Hacker News new | ask | show | jobs
by readitalready 44 days ago
I moved from Markdown to JSON for all spec writing about 9 months ago. Although not HTML, it still has the same benefits. Claude and the other models are just so much more reliable in a structured format like JSON/HTML/XML.

The most important thing is that I can run static analysis on a structured format. This is important even for my spec documents. I can write data fields and have static analysis analyze it. For example, to confirm database fields match across various spec documents, etc.. The static analysis is also why you use JSON/XML instead of HTML, since you can now have your own custom schema.

Also don't use YAML, as that's far more unreliable. (If you chop a YAML file in half, it's still valid)

2 comments

I think this is super interesting, but i think you and the OP is talking about two different problems: presenting text to end users and structuring text for agents
This flow is really for LLM consumption, since Markdown spec documents are for LLMs anyways. And you can always write a JSON-to-markdown converter for human use (actually, LLMs remember Markdown content better than JSON, so you should use that in your flow a well).

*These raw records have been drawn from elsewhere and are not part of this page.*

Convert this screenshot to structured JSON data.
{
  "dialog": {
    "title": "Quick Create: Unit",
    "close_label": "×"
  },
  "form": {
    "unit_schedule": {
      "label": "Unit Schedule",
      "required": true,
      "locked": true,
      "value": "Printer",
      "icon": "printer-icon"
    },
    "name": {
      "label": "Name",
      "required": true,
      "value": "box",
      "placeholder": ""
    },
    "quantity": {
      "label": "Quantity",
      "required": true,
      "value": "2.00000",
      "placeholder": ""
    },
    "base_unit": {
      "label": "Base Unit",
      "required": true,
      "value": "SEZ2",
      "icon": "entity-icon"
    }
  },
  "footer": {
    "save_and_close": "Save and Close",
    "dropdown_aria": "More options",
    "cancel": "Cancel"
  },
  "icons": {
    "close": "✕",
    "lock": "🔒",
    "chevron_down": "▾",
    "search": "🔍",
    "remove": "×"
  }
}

The real change is in generation side, and now the spec docs are LLM generated JSON based on other spec docs or human prompts. LLMs seem to write JSON better than Markdown or YAML, if you tell it to follow a schema.

For my schemas, I found LLMs really wanted to just use markdown embedded in the strings, so I've been considering doing away with the schema. I also figure that embedding markdown in a string may make it perform worse as it has to juggle nested formats, and thus escaping and such (wanted: eval for this). By replacing the json tool call with basic markdown extraction, I'd lose some structured data but gain flexibility (html would be even more flexible).

Wondering if you are referring to adherence to required data in a schema when you say LLMs do better with json vs markdown, or something else? Or perhaps to tool calls and/or strict json output being more reliably formatted for clean extraction?

you can embed JSON objects in a <script> tag if you need to.